View for continuousworld Implementation in agents.py

object_name()[source]

Return the variable name this view is bound to in the main namespace, matched by its creation timestamp, so the JavaScript canvas can address it.

handle_add_obstacle(vertices)[source]

Vertices must be a nestedtuple. This method is called from kernel.execute on completion of a polygon.

handle_remove_obstacle()[source]

Hook for removing an obstacle from the world; not yet implemented.
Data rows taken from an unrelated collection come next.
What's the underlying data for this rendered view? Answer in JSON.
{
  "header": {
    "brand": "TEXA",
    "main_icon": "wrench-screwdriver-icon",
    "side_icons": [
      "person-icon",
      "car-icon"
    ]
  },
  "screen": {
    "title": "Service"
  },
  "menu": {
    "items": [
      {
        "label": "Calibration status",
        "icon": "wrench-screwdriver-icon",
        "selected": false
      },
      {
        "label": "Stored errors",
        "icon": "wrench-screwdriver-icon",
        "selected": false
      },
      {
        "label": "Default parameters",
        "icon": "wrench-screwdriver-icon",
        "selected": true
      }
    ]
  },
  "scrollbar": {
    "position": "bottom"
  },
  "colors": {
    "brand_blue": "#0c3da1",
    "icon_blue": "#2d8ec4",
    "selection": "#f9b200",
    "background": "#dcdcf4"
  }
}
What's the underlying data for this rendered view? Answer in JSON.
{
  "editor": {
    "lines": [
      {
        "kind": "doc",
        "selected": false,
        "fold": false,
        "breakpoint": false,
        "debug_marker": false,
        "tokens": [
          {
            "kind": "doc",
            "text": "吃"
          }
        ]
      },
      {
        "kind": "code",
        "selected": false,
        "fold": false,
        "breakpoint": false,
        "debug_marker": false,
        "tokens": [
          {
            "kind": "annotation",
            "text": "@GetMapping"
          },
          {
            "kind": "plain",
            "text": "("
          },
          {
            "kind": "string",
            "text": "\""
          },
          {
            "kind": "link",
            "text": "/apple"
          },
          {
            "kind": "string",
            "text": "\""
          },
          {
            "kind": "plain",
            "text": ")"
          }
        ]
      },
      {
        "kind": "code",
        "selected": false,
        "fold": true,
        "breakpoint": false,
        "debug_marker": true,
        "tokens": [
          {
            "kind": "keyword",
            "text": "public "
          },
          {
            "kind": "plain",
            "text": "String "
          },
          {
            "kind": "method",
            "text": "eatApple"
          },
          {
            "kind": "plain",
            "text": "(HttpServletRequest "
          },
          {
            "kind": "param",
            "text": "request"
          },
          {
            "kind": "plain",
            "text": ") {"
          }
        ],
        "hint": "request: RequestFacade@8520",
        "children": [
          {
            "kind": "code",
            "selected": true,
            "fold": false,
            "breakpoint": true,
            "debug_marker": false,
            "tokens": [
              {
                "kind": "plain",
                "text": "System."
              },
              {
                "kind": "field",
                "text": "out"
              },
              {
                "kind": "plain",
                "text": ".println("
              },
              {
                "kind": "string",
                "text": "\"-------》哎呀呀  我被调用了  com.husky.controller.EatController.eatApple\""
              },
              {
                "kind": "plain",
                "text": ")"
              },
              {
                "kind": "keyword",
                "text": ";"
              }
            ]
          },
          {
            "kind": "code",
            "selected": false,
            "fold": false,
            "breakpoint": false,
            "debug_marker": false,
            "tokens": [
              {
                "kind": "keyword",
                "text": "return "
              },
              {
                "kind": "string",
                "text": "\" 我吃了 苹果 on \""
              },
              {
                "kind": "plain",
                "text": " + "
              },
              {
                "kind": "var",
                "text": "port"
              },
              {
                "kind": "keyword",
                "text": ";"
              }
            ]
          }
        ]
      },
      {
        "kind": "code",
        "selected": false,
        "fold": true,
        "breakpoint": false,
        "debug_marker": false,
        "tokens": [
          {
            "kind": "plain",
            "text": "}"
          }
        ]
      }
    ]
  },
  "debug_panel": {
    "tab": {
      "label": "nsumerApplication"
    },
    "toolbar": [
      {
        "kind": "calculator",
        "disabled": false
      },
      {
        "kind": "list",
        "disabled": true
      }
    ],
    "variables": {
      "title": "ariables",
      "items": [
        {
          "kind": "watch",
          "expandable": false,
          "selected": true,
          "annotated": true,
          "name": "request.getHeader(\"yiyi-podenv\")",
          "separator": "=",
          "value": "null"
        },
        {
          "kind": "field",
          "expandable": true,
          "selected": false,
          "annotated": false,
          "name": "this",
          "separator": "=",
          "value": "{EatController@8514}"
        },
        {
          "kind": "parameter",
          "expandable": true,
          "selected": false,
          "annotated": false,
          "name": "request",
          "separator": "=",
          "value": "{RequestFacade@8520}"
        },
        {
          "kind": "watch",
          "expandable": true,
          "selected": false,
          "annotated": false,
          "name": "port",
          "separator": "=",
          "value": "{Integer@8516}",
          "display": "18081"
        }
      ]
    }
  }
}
get_polygon_obstacles_coordinates()[source]

Return the vertex coordinates of every polygon obstacle in the world.

show()[source]

Render the continuous world (its dimensions and obstacles) as an HTML canvas and display it in the notebook output.

class GridWorldView(world, block_size=30, default_fill='white')[source]

Bases: object

View for grid world. Uses XYEnviornment in agents.py as model. world: an instance of XYEnviornment. block_size: size of individual blocks in pixels. default_fill: color of blocks. A hex value or name should be passed.

object_name()[source]

Return the variable name this view is bound to in the main namespace, matched by its creation timestamp, so the JavaScript canvas can address it.

set_label(coordinates, label)[source]

Add labels to a particular block of grid. coordinates: a tuple of (row, column). rows and columns are 0 indexed.

set_representation(thing, repr_type, source)[source]

Set the representation of different things in the environment. thing: a thing object. repr_type : type of representation can be either “color” or “img” source: Hex value in case of color. Image path in case of image.

handle_click(coordinates)[source]

This method needs to be overridden. Make sure to include a self.show() call at the end.

map_to_render()[source]

Build the grid’s render model and return it as a JSON string: a 2D array of cells annotated with each thing’s class name and any per-location tooltip label.

show()[source]

Render the grid world (its cells, sizes, and representations) as an HTML canvas and display it in the notebook output.